This repository provides Infrastructure as Code (IaC) resources for the deployment and management of a confidential GPU cluster on Microsoft Azure, specifically tailored for research in confidential artificial intelligence.
- Slurm 23.11 with 2 partitions:
- Nvidia H100 in confidential mode (flexible node count)
- Nvidia H100 in non-confidential mode (flexible node count)

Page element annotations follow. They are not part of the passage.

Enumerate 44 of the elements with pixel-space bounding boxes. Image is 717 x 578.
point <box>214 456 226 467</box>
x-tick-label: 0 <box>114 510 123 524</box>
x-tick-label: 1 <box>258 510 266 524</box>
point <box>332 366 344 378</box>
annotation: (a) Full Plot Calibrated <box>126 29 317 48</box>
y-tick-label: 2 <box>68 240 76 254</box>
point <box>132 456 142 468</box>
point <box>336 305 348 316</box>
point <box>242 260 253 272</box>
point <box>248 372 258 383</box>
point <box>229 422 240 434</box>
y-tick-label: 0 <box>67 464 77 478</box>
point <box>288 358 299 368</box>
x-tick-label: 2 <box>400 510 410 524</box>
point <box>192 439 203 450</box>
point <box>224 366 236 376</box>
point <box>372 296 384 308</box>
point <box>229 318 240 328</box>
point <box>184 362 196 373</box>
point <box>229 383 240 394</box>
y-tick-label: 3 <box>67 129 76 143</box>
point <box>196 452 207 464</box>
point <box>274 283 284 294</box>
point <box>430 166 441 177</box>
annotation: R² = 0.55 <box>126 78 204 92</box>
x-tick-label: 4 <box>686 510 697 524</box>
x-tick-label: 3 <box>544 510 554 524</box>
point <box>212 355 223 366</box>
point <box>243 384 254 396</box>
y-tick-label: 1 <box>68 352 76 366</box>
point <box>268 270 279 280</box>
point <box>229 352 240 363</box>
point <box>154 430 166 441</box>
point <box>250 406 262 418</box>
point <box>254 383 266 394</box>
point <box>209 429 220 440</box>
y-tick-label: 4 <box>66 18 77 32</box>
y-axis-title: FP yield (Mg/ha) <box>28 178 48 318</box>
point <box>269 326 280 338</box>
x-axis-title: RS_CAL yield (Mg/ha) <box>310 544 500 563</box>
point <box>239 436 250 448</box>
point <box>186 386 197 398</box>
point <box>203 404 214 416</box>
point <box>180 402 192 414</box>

- GPU attestation on cluster creation
- Full CUDA-toolkit support (CUDA 12.2, NCCL, cuDNN, NVCC)
- Enroot support
- PyTorch multi-node support
- High-performance shared storage
- Full end-to-end data encryption
- Finetuning medAlpaca
- Inference with vLLM
The main commands include:
~$ make login # Login to Azure
~$ make bootstrap # First time setup
~$ make cluster # Create the cluster
~$ make ssh # SSH into the login node
# ... work in the cluster: sinfo, srun, sbatch, etc. ...
~$ make destroy # Destroy the cluster (not shared storage)
~$ make unbootstrap # Destroy the cluster (and shared storage) TODO
All commands are documented with:
~$ make help
Note: a Dev Container is provided for convenience.
- Azure subscription and a contributor or administrator role to the subscription.
- Quota for the NCC H100 v5 and NC H100 V5 SKUs.